Fluorescence in Situ Hybridization (FISH) for Detecting Anaplastic Lymphoma Kinase (ALK) Rearrangement in Lung Cancer: Clinically Relevant Technical Aspects

Abstract

In 2011, the Vysis Break Apart ALK fluorescence in situ hybridization (FISH) assay was approved by the United States Food and Drug Administration as a companion diagnostic for detecting ALK rearrangement in lung cancer patients who may benefit from treatment of tyrosine kinase inhibitor therapy. This assay is the current "gold standard". According to updated ALK testing guidelines from the College of American Pathologists, the International Association for the Study of Lung Cancer and the Association for Molecular Pathology published in 2018, ALK immunohistochemistry is formally an alternative to ALK FISH, and simultaneous detection of multiple hot spots, including, at least, ALK, ROS1, RET, MET, ERBB2, BRAF and KRAS genes is also recommended while performing next generation sequencing (NGS)-based testing. Therefore, ALK status in a specimen can be tested by different methods and platforms, even in the same institution or laboratory. In this review, we discuss several clinically relevant technical aspects of ALK FISH, including pros and cons of the unique two-step (50- to 100-cell) analysis approach employed in the Vysis Break Apart ALK FISH assay, including: the preset cutoff value of ≥15% for a positive result; technical aspects and biology of discordant results obtained by different methods; and incidental findings, such as ALK copy number gain or amplification and co-existent driver mutations. These issues have practical implications for ALK testing in the clinical laboratory following the updated guidelines.
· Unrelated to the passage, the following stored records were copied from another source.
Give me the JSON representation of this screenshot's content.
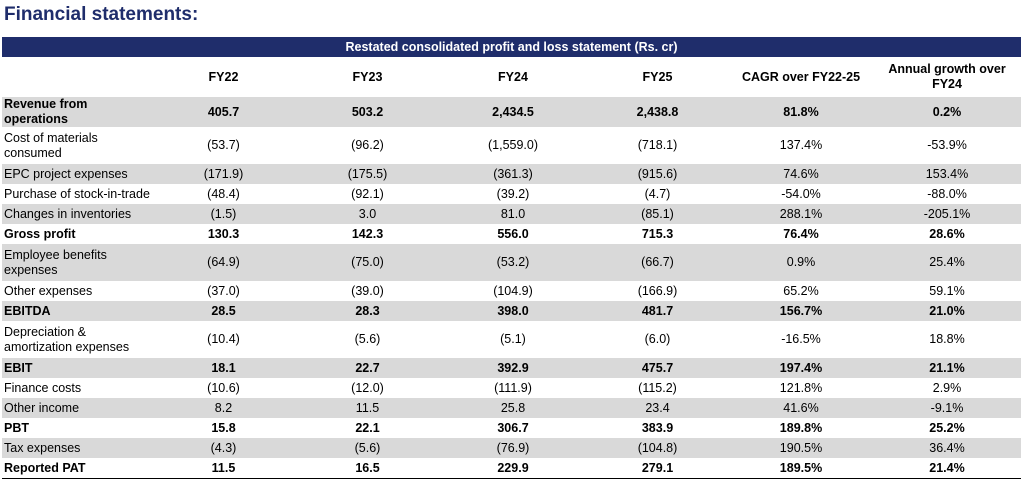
{
  "heading": "Financial statements:",
  "table": {
    "title": "Restated consolidated profit and loss statement (Rs. cr)",
    "columns": [
      "FY22",
      "FY23",
      "FY24",
      "FY25",
      "CAGR over FY22-25",
      "Annual growth over FY24"
    ],
    "rows": [
      {
        "label": "Revenue from operations",
        "values": [
          "405.7",
          "503.2",
          "2,434.5",
          "2,438.8",
          "81.8%",
          "0.2%"
        ],
        "bold": true,
        "shade": true,
        "tall": false
      },
      {
        "label": "Cost of materials consumed",
        "values": [
          "(53.7)",
          "(96.2)",
          "(1,559.0)",
          "(718.1)",
          "137.4%",
          "-53.9%"
        ],
        "bold": false,
        "shade": false,
        "tall": true
      },
      {
        "label": "EPC project expenses",
        "values": [
          "(171.9)",
          "(175.5)",
          "(361.3)",
          "(915.6)",
          "74.6%",
          "153.4%"
        ],
        "bold": false,
        "shade": true,
        "tall": false
      },
      {
        "label": "Purchase of stock-in-trade",
        "values": [
          "(48.4)",
          "(92.1)",
          "(39.2)",
          "(4.7)",
          "-54.0%",
          "-88.0%"
        ],
        "bold": false,
        "shade": false,
        "tall": false
      },
      {
        "label": "Changes in inventories",
        "values": [
          "(1.5)",
          "3.0",
          "81.0",
          "(85.1)",
          "288.1%",
          "-205.1%"
        ],
        "bold": false,
        "shade": true,
        "tall": false
      },
      {
        "label": "Gross profit",
        "values": [
          "130.3",
          "142.3",
          "556.0",
          "715.3",
          "76.4%",
          "28.6%"
        ],
        "bold": true,
        "shade": false,
        "tall": false
      },
      {
        "label": "Employee benefits expenses",
        "values": [
          "(64.9)",
          "(75.0)",
          "(53.2)",
          "(66.7)",
          "0.9%",
          "25.4%"
        ],
        "bold": false,
        "shade": true,
        "tall": true
      },
      {
        "label": "Other expenses",
        "values": [
          "(37.0)",
          "(39.0)",
          "(104.9)",
          "(166.9)",
          "65.2%",
          "59.1%"
        ],
        "bold": false,
        "shade": false,
        "tall": false
      },
      {
        "label": "EBITDA",
        "values": [
          "28.5",
          "28.3",
          "398.0",
          "481.7",
          "156.7%",
          "21.0%"
        ],
        "bold": true,
        "shade": true,
        "tall": false
      },
      {
        "label": "Depreciation & amortization expenses",
        "values": [
          "(10.4)",
          "(5.6)",
          "(5.1)",
          "(6.0)",
          "-16.5%",
          "18.8%"
        ],
        "bold": false,
        "shade": false,
        "tall": true
      },
      {
        "label": "EBIT",
        "values": [
          "18.1",
          "22.7",
          "392.9",
          "475.7",
          "197.4%",
          "21.1%"
        ],
        "bold": true,
        "shade": true,
        "tall": false
      },
      {
        "label": "Finance costs",
        "values": [
          "(10.6)",
          "(12.0)",
          "(111.9)",
          "(115.2)",
          "121.8%",
          "2.9%"
        ],
        "bold": false,
        "shade": false,
        "tall": false
      },
      {
        "label": "Other income",
        "values": [
          "8.2",
          "11.5",
          "25.8",
          "23.4",
          "41.6%",
          "-9.1%"
        ],
        "bold": false,
        "shade": true,
        "tall": false
      },
      {
        "label": "PBT",
        "values": [
          "15.8",
          "22.1",
          "306.7",
          "383.9",
          "189.8%",
          "25.2%"
        ],
        "bold": true,
        "shade": false,
        "tall": false
      },
      {
        "label": "Tax expenses",
        "values": [
          "(4.3)",
          "(5.6)",
          "(76.9)",
          "(104.8)",
          "190.5%",
          "36.4%"
        ],
        "bold": false,
        "shade": true,
        "tall": false
      },
      {
        "label": "Reported PAT",
        "values": [
          "11.5",
          "16.5",
          "229.9",
          "279.1",
          "189.5%",
          "21.4%"
        ],
        "bold": true,
        "shade": false,
        "tall": false
      }
    ]
  },
  "colors": {
    "banner": "#1f2d6b",
    "heading": "#1f2d6b",
    "shade": "#d9d9d9"
  }
}
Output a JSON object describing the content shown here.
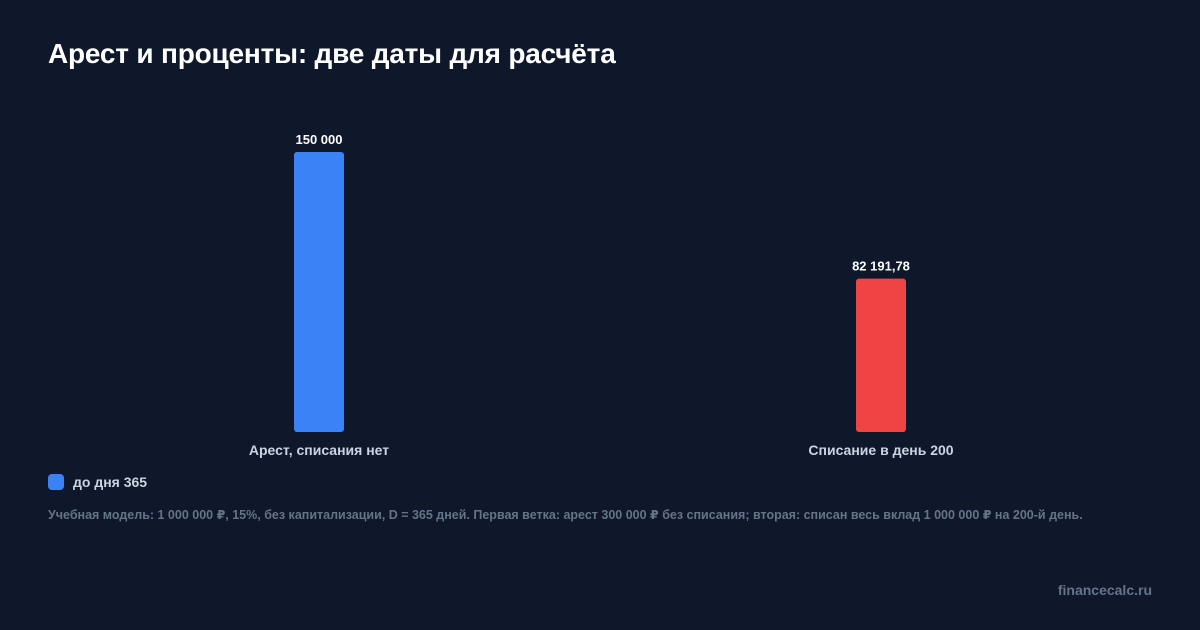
{
  "title": "Арест и проценты: две даты для расчёта",
  "chart_data": {
    "type": "bar",
    "title": "Арест и проценты: две даты для расчёта",
    "categories": [
      "Арест, списания нет",
      "Списание в день 200"
    ],
    "series": [
      {
        "name": "до дня 365",
        "values": [
          150000,
          82191.78
        ],
        "value_labels": [
          "150 000",
          "82 191,78"
        ],
        "colors": [
          "#3b82f6",
          "#ef4444"
        ]
      }
    ],
    "xlabel": "",
    "ylabel": "",
    "ylim": [
      0,
      150000
    ],
    "grid": false,
    "legend_position": "bottom-left"
  },
  "legend": {
    "label": "до дня 365",
    "color": "#3b82f6"
  },
  "note": "Учебная модель: 1 000 000 ₽, 15%, без капитализации, D = 365 дней. Первая ветка: арест 300 000 ₽ без списания; вторая: списан весь вклад 1 000 000 ₽ на 200-й день.",
  "site": "financecalc.ru"
}
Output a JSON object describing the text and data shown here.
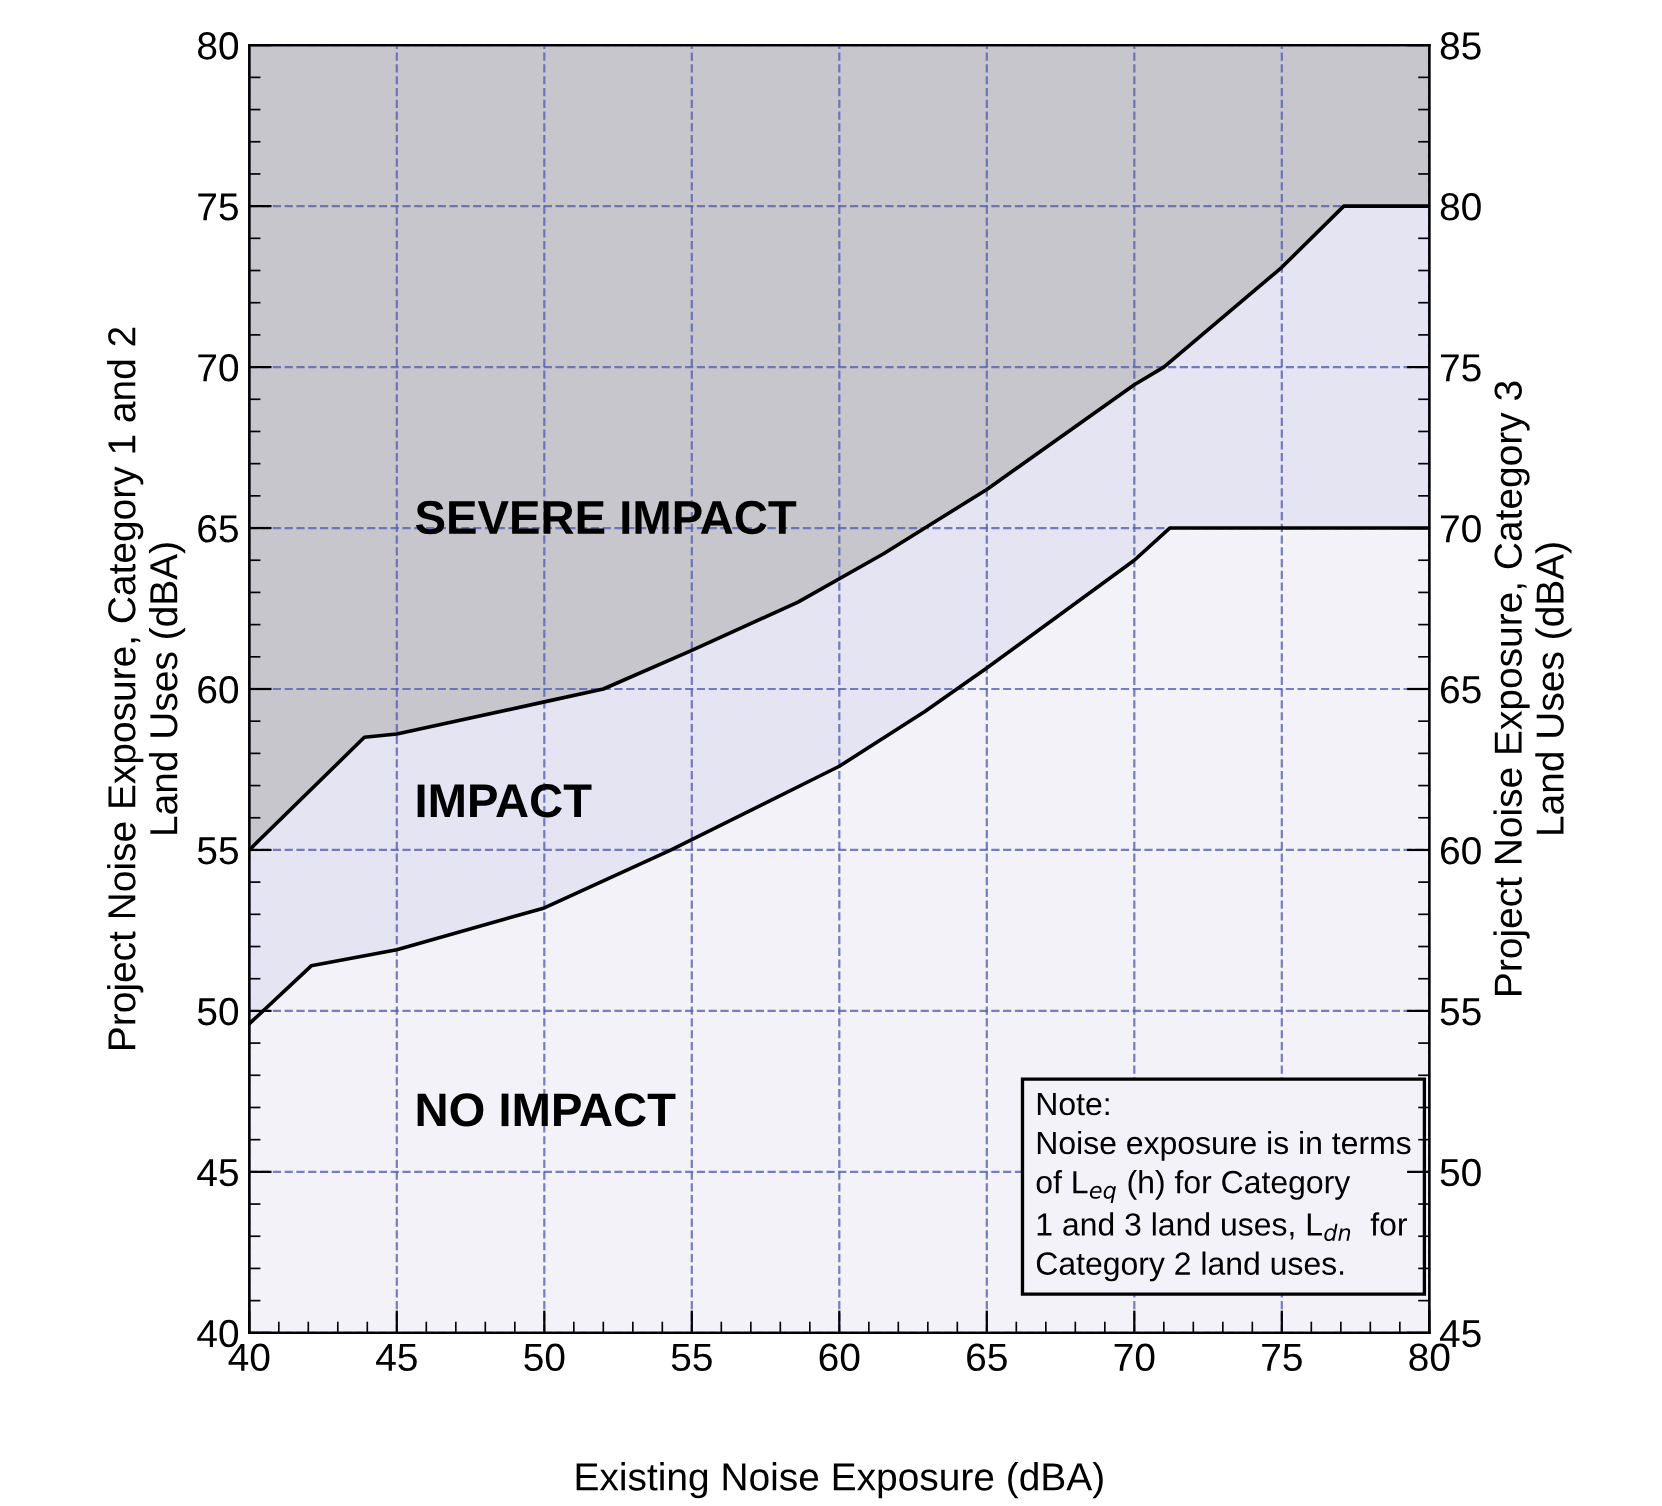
{
  "chart_data": {
    "type": "area",
    "xlabel": "Existing Noise Exposure (dBA)",
    "ylabel": "Project Noise Exposure, Category 1 and 2\nLand Uses (dBA)",
    "y2label": "Project Noise Exposure, Category 3\nLand Uses (dBA)",
    "series": [
      {
        "x": [
          40,
          43.9,
          45,
          50,
          52,
          55,
          58.6,
          61.5,
          62.9,
          65,
          70,
          71,
          75,
          77.1,
          80
        ],
        "values": [
          55,
          58.5,
          58.6,
          59.6,
          60.0,
          61.2,
          62.7,
          64.2,
          65,
          66.2,
          69.45,
          70,
          73.1,
          75,
          75
        ],
        "color": "#e4e4f2"
      },
      {
        "x": [
          40,
          42.1,
          45,
          50,
          54.3,
          60,
          62.9,
          65,
          70,
          71.2,
          80
        ],
        "values": [
          49.6,
          51.4,
          51.9,
          53.2,
          55,
          57.6,
          59.3,
          60.65,
          64,
          65,
          65
        ],
        "color": "#f2f2f8"
      }
    ],
    "annotations": [
      "SEVERE IMPACT",
      "IMPACT",
      "NO IMPACT",
      "Note:\nNoise exposure is in terms\nof L$_{eq}$ (h) for Category\n1 and 3 land uses, L$_{dn}$  for\nCategory 2 land uses."
    ],
    "xlim": [
      40,
      80
    ],
    "xticks": [
      40,
      45,
      50,
      55,
      60,
      65,
      70,
      75,
      80
    ],
    "ylim": [
      40,
      80
    ],
    "yticks": [
      40,
      45,
      50,
      55,
      60,
      65,
      70,
      75,
      80
    ],
    "y2lim": [
      45,
      85
    ],
    "y2ticks": [
      45,
      50,
      55,
      60,
      65,
      70,
      75,
      80,
      85
    ],
    "grid": true,
    "line_style": "solid",
    "legend": false
  }
}
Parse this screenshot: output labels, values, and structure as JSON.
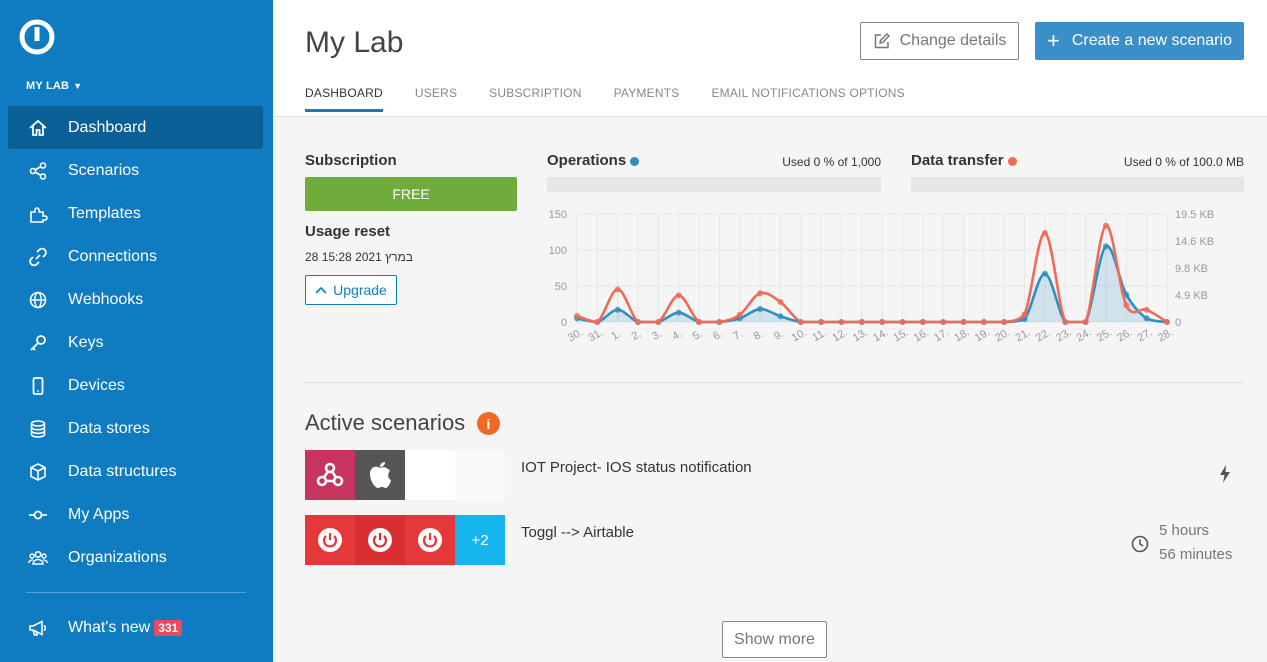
{
  "sidebar": {
    "org_label": "MY LAB",
    "items": [
      {
        "label": "Dashboard",
        "icon": "home-icon",
        "active": true
      },
      {
        "label": "Scenarios",
        "icon": "share-icon"
      },
      {
        "label": "Templates",
        "icon": "puzzle-icon"
      },
      {
        "label": "Connections",
        "icon": "link-icon"
      },
      {
        "label": "Webhooks",
        "icon": "globe-icon"
      },
      {
        "label": "Keys",
        "icon": "key-icon"
      },
      {
        "label": "Devices",
        "icon": "phone-icon"
      },
      {
        "label": "Data stores",
        "icon": "database-icon"
      },
      {
        "label": "Data structures",
        "icon": "cube-icon"
      },
      {
        "label": "My Apps",
        "icon": "node-icon"
      },
      {
        "label": "Organizations",
        "icon": "users-icon"
      }
    ],
    "whats_new": {
      "label": "What's new",
      "badge": "331"
    }
  },
  "header": {
    "title": "My Lab",
    "change_details_label": "Change details",
    "create_label": "Create a new scenario",
    "tabs": [
      "DASHBOARD",
      "USERS",
      "SUBSCRIPTION",
      "PAYMENTS",
      "EMAIL NOTIFICATIONS OPTIONS"
    ]
  },
  "subscription": {
    "title": "Subscription",
    "plan": "FREE",
    "usage_reset_title": "Usage reset",
    "usage_reset_date": "28 במרץ 2021 15:28",
    "upgrade_label": "Upgrade"
  },
  "usage": {
    "operations": {
      "label": "Operations",
      "used": "Used 0 % of 1,000",
      "color": "#2f8fc3"
    },
    "transfer": {
      "label": "Data transfer",
      "used": "Used 0 % of 100.0 MB",
      "color": "#ef6b55"
    }
  },
  "chart_data": {
    "type": "line",
    "categories": [
      "30.",
      "31.",
      "1.",
      "2.",
      "3.",
      "4.",
      "5.",
      "6.",
      "7.",
      "8.",
      "9.",
      "10.",
      "11.",
      "12.",
      "13.",
      "14.",
      "15.",
      "16.",
      "17.",
      "18.",
      "19.",
      "20.",
      "21.",
      "22.",
      "23.",
      "24.",
      "25.",
      "26.",
      "27.",
      "28."
    ],
    "y_left_ticks": [
      "150",
      "100",
      "50",
      "0"
    ],
    "y_left_range": [
      0,
      150
    ],
    "y_right_ticks": [
      "19.5 KB",
      "14.6 KB",
      "9.8 KB",
      "4.9 KB",
      "0"
    ],
    "y_right_range": [
      0,
      19.5
    ],
    "series": [
      {
        "name": "Operations",
        "axis": "left",
        "color": "#2f8fc3",
        "values": [
          5,
          0,
          17,
          0,
          0,
          13,
          0,
          0,
          5,
          18,
          8,
          0,
          0,
          0,
          0,
          0,
          0,
          0,
          0,
          0,
          0,
          0,
          4,
          67,
          0,
          0,
          105,
          38,
          5,
          0
        ]
      },
      {
        "name": "Data transfer",
        "axis": "right",
        "color": "#ef6b55",
        "values": [
          1.1,
          0,
          5.9,
          0,
          0,
          4.8,
          0,
          0,
          1.3,
          5.2,
          3.6,
          0,
          0,
          0,
          0,
          0,
          0,
          0,
          0,
          0,
          0,
          0,
          1.4,
          16.1,
          0,
          0,
          17.4,
          3.0,
          2.2,
          0
        ]
      }
    ],
    "grid": true
  },
  "active_scenarios": {
    "title": "Active scenarios",
    "items": [
      {
        "name": "IOT Project- IOS status notification",
        "modules": [
          "webhook-icon",
          "apple-icon"
        ],
        "status": "instant-icon"
      },
      {
        "name": "Toggl --> Airtable",
        "modules": [
          "toggl-icon",
          "toggl-icon",
          "toggl-icon"
        ],
        "more": "+2",
        "schedule_line1": "5 hours",
        "schedule_line2": "56 minutes"
      }
    ],
    "show_more_label": "Show more"
  }
}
Keywords: ALK; cutoff value; discordant result; fluorescence in situ hybridization (FISH); immunohistochemistry (IHC); incidental finding; next generation sequencing (NGS).

Figure 1

Schematically illustration of the two-step (50- to 100-cell) analysis approach of the Vysis ALK (anaplastic lymphoma kinase) Break Apart FISH (fluorescence in situ hybridization).

Figure 2

Proposed diagnostic algorithm for ALK status testing in lung cancer. For example, a specimen can be tested with ALK FISH (or ALK IHC) first. If a borderline result (either borderline negative or borderline positive) is obtained, the sample will be further tested with ALK IHC (or ALK FISH). If the ALK status is still uncertain, then targeted RNA-seq is applied and the final ALK status is determined based on the NGS result. For cases with discrepant results obtained by two methods, a third methodology, if available, should be applied to clarify the discrepancy. Solid blue arrow: proposed primary test methodology or predicted test results. Solid green arrow: proposed reflex test(s). Dashed blue arrow: alternative test methodology.

Figure 3

An example of ALK amplification in a lung adenocarcinoma case. The majority of tumor cells showed 6 to 20 copies of ALK gene or cluster ALK signals (60x).